The first and last eight bytes of the file are both a fixed set of values:
| Decimal | 139 | 80 | 79 | 68 | 13 | 10 | 26 | 10 |
| Hexadecimal | 0x8B | 0x50 | 0x4F | 0x44 | 0x0D | 0x0A | 0x1A | 0x0A |
| ASCII C Notation | \213 | P | O | D | \r | \n | \032 | \n |
The format of the signature is based on the PNG file signature, and inherits several useful features from it for detecting file corruption:
- The first byte is non-ASCII to reduce the probability it is interpreted as a text file.
- The first byte has the high bit set to catch file transfers that clear the top bit.
- The \r\n (CRLF) sequence and the final \n (LF) byte check that nothing has attempted to standardise line endings in the file.
- The second-last byte (\032) is the CTRL-Z sequence, which stops file display under MS-DOS.
A unique, fixed signature for the file type allows quickly identifying that the file is in the
expected format, and provides an easy way for tools like the UNIX file
command to determine the
file type.
Placing it at the end allows quickly checking whether the file is complete.
The section marker is a 16-byte UUID, generated randomly for each file. All the section markers in a given file must be identical.
This aids in recovery of partially-written files (that are missing a footer) - while most of the embedded Arrow IPC files can be scanned easily, it may not be obvious where the footer ends. A given randomly-generated 16-byte value is highly unlikely to occur in actual data, and can be scanned for to find the end of the embedded file for certain. The first section marker is just so that recovery tools know what to look for.

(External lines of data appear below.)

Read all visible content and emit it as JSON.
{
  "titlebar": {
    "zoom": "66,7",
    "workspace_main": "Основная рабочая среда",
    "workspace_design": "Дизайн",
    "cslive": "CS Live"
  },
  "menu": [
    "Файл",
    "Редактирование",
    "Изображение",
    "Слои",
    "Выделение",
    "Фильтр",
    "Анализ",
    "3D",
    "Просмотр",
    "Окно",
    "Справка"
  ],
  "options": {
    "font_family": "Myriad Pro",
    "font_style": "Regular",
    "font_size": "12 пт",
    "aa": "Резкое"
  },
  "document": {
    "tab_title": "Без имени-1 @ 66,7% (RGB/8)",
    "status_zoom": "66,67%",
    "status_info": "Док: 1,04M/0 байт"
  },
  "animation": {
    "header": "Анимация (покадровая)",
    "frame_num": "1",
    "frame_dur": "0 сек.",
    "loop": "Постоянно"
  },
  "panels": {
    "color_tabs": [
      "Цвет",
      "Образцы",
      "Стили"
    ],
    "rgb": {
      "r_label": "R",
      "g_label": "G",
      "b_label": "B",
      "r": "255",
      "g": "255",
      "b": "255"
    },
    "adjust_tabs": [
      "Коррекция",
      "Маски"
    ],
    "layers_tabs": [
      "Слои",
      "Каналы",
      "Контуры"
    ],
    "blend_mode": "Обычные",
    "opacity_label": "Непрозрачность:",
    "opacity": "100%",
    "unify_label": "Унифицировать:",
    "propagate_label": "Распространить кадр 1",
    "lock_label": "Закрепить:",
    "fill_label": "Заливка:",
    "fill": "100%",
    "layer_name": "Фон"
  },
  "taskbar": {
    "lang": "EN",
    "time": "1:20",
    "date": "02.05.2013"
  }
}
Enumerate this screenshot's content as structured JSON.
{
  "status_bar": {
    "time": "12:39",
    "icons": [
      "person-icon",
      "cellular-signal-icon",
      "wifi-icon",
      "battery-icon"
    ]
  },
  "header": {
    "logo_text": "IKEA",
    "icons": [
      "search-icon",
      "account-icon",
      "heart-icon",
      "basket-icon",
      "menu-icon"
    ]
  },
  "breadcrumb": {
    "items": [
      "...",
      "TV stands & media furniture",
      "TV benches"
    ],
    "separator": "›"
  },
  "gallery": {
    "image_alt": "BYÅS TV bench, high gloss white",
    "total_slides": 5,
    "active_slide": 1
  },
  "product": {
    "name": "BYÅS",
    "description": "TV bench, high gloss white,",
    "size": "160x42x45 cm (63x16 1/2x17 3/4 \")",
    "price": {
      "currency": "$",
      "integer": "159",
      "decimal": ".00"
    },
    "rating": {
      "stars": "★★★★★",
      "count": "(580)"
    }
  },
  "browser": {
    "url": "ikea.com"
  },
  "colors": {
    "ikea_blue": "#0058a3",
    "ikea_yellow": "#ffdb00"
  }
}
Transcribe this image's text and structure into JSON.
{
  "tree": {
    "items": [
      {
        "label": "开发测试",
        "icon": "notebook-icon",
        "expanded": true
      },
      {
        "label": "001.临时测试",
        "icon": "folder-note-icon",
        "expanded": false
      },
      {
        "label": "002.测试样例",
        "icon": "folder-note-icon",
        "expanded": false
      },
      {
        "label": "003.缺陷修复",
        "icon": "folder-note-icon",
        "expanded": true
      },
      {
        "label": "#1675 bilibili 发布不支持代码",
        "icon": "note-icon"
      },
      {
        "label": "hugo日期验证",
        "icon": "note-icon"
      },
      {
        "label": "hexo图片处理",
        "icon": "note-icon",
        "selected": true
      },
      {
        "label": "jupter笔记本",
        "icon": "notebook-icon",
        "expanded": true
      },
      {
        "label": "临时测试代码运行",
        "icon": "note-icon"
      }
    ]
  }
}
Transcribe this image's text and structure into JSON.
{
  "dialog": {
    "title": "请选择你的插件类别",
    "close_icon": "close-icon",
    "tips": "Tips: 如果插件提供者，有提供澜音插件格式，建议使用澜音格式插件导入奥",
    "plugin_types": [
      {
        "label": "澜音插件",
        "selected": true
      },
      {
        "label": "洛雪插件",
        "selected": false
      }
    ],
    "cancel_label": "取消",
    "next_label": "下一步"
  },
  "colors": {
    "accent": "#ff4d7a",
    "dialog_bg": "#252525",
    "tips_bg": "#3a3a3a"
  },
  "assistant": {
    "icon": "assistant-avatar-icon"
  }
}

This is the ASCII string "FOOTER" padded to 8 bytes with zeroes. It helps find a partially-written footer when recovering files.
The footer is an encoded FlatBuffer table, using the schema below.
namespace Minknow.ReadsFormat;
enum ContentType:short {
// The Reads table (an Arrow table)
ReadsTable,
// The Signal table (an Arrow table)
SignalTable,
// An index for looking up data in the ReadsTable by read_id
ReadIdIndex,
// An index based on other columns and/or tables (it will need to be opened to find out what it indexes)
OtherIndex,
}
enum Format:short {
// The Apache Feather V2 format, also known as the Apache Arrow IPC File format.
FeatherV2,
}
// Describes an embedded file.
table EmbeddedFile {
// The start of the embedded file
offset: int64;
// The length of the embedded file (excluding any padding)
length: int64;
// The format of the file
format: Format;
// What contents should be expected in the file
content_type: ContentType;
}
table Footer {
// Must match the "MINKNOW:file_identifier" custom metadata entry in the schemas of the bundled tables.
file_identifier: string;
// A free-form description of the software that wrote the file, intended to help pin down the source of files that violate the specification.
software: string;
// The version of this specification that the table schemas are based on (1.0.0).
pod5_version: string;
// The Apache Arrow tables stored in the file.
contents: [ EmbeddedFile ];
}
FlatBuffers are used because the Arrow IPC file format already uses them for metadata, and they can be read from a memory mapped file or read buffer without further copying. They are also easily (and compatibly) extensible with more fields.
A footer is used instead of a header so the file can be written incrementally: the first table can be written directly to the file before it is known how long it will be or even how many tables there will be.
This is a little-endian 8-byte signed integer giving the length of the footer buffer, including padding.
This allows readers to find the start of the footer by starting at the end of the file and reading backwards.